We will never achieve true gender equality if we don’t rethink the very notion of the role of women in work and in life.

Women – men brace yourselves – shouldn’t always have to be the ones who stay at home.

A 2013 Bain & Company and Chief Executive Women report, which examined the issue of gender equality, found the middle years of women’s careers are the most critical career stage for companies to address.

Both women and men at this stage are striving for promotions, but the reality is men often end up getting promotions, international assignments and skill-building roles, which result in them getting more confident and qualified for the top jobs later.

The research, based on survey responses from 815 members of the Australian business community – 74 per cent female and 24 per cent male, and more than half of whom held senior management or board positions – said this middle-tier level was exactly when women’s voices and advocacy hit a low.

This was partly due to employer attitudes: 40 per cent of women reported they were criticised for “female traits”.

But it was also due to demands in their personal lives. More than half (55 per cent) of women at junior to middle-management levels between ages 30 and 39, were starting families. Integrating the challenges of work and family had become all too hard.

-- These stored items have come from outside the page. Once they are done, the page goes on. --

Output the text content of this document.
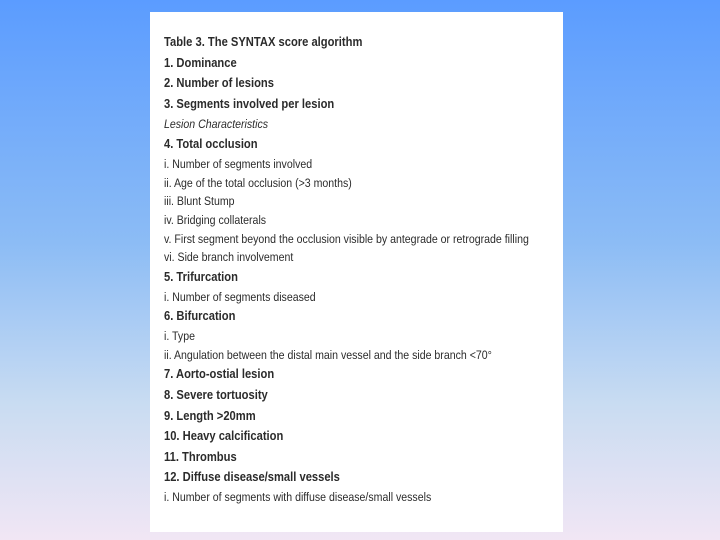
Table 3. The SYNTAX score algorithm
1. Dominance
2. Number of lesions
3. Segments involved per lesion
Lesion Characteristics
4. Total occlusion
i. Number of segments involved
ii. Age of the total occlusion (>3 months)
iii. Blunt Stump
iv. Bridging collaterals
v. First segment beyond the occlusion visible by antegrade or retrograde filling
vi. Side branch involvement
5. Trifurcation
i. Number of segments diseased
6. Bifurcation
i. Type
ii. Angulation between the distal main vessel and the side branch <70°
7. Aorto-ostial lesion
8. Severe tortuosity
9. Length >20mm
10. Heavy calcification
11. Thrombus
12. Diffuse disease/small vessels
i. Number of segments with diffuse disease/small vessels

Women at this mid-tier level (50 per cent) were also more likely to have recently returned from parental leave and 30 per cent were more likely to have moved to a more flexible working model than executive women had the privilege of.

“As they observe the lack of females promoted to senior roles within their organisations and calculate their own odds of being promoted to a senior role, many make the rational and informed decision to look for opportunities elsewhere, or to focus on their families,” the report says.

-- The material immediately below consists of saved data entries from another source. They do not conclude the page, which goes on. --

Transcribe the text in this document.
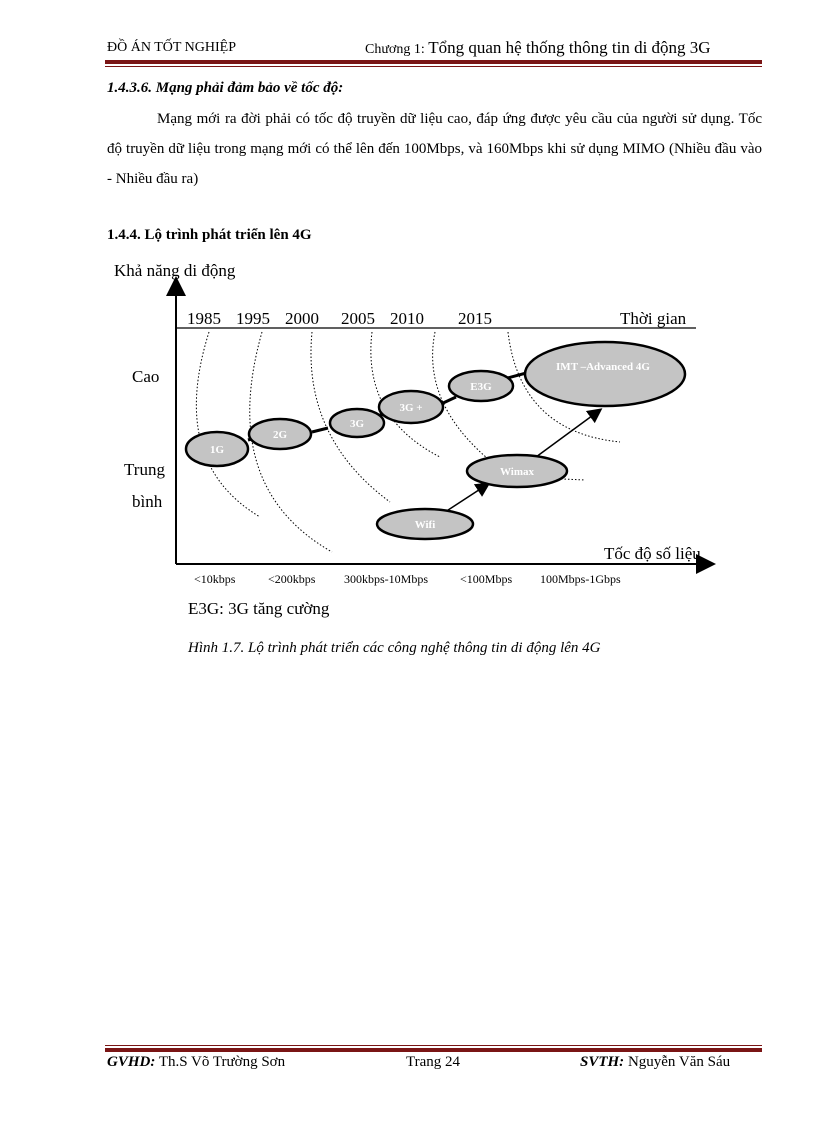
ĐỒ ÁN TỐT NGHIỆP	Chương 1: Tổng quan hệ thống thông tin di động 3G
1.4.3.6. Mạng phải đảm bảo về tốc độ:

Mạng mới ra đời phải có tốc độ truyền dữ liệu cao, đáp ứng được yêu cầu của người sử dụng. Tốc độ truyền dữ liệu trong mạng mới có thể lên đến 100Mbps, và 160Mbps khi sử dụng MIMO (Nhiều đầu vào - Nhiều đầu ra)

1.4.4. Lộ trình phát triển lên 4G
Khả năng di động
Tốc độ số liệu
Thời gian
1985 1995 2000 2005 2010 2015
Cao
Trung
bình
1G
2G
3G
3G +
E3G
IMT –Advanced 4G
Wimax
Wifi
<10kbps	<200kbps 300kbps-10Mbps	<100Mbps 100Mbps-1Gbps
E3G: 3G tăng cường
Hình 1.7. Lộ trình phát triển các công nghệ thông tin di động lên 4G
GVHD: Th.S Võ Trường Sơn	Trang 24	SVTH: Nguyễn Văn Sáu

So how can we break the cycle? Aside from having a more inclusive workplace culture, identifying opportunities for women (including appointing females to certain jobs in the first place), having more-generous parental leave arrangements (some of the big banks such as NAB have already started doing this), more-flexible working arrangements, and more-generous tax settings, it needs to start at home.

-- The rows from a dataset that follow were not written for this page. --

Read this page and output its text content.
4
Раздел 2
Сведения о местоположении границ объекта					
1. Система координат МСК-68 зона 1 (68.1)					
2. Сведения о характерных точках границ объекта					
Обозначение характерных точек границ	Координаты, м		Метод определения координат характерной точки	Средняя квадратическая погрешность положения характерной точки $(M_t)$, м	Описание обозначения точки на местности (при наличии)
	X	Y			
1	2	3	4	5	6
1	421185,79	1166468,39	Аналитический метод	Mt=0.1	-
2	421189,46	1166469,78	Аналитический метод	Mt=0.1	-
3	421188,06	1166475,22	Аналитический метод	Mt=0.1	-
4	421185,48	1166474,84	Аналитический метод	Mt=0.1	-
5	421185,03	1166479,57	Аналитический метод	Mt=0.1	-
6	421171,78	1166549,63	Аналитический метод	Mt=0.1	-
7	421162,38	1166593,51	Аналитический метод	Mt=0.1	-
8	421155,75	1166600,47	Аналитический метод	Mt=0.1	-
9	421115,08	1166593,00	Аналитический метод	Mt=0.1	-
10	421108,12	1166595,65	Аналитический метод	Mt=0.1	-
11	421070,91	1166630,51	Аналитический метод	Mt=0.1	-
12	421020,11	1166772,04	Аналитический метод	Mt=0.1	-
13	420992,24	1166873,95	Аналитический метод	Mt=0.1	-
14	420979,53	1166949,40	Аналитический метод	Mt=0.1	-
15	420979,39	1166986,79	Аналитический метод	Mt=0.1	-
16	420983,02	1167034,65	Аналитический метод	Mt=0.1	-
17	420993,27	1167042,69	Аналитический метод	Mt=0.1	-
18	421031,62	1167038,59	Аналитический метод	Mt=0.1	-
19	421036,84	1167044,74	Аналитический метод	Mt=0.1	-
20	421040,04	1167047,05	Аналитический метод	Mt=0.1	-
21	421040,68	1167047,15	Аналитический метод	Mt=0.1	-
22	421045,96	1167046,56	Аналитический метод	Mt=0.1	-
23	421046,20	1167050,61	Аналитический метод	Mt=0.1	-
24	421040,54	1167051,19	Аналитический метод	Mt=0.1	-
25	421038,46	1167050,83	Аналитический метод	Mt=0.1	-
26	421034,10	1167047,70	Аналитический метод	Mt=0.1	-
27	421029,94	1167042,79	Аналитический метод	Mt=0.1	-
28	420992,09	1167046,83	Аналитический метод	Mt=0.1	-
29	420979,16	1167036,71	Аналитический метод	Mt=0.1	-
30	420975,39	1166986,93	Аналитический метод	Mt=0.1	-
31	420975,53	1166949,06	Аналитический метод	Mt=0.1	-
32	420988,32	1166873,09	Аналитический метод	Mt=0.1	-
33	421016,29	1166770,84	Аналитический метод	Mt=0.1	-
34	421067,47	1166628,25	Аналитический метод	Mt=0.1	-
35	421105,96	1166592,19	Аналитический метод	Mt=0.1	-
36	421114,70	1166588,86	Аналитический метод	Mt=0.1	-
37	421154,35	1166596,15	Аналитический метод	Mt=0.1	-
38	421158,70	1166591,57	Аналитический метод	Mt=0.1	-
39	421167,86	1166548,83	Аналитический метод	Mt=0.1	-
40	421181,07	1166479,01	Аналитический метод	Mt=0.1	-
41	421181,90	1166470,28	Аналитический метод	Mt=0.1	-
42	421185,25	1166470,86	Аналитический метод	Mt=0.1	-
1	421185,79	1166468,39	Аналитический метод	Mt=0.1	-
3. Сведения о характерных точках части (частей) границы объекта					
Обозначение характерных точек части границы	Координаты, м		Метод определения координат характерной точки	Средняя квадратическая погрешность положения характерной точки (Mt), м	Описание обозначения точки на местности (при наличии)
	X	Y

Successful female leaders have depended on it. A 2012 report by Bloomberg News’ Carol Hymowitz, based on the views of 18 female chief executives of Fortune 500 companies, found that almost half had primary-caregiver husbands.

In some professions and households, making this a reality may be easier than in others.

Some careers don’t lend themselves to part-time work. In some households the man may be earning substantially more than the woman (usually due to inequality in pay) and it may not make financial sense for him to stay at home. Or some men work in industries where taking the kids to work may not be an option – mining or mechanics come to mind.

But the point is, we need to be prepared to have these conversations, more often than we are at present.

Last year I interviewed several high-profile women based on a new trend: Most of the nation’s most powerful business, union and social sector lobbyists are now women.

Most of these incredible women had one major trait in common: no it’s not that they are raving feminists. It’s that they had a partner who, at some stage, had been willing to stay at home and look after the kids. The job sharing was either full time or part time, and the men didn’t see staying at home as a negative.

During her investigation Hymowitz had made an observation about the women she interviewed: all, to use her words, had “figured out early what every man with a corner office has long known: To make it to the top, you need a wife. If that wife happens to be a husband, and increasingly it is, so be it”.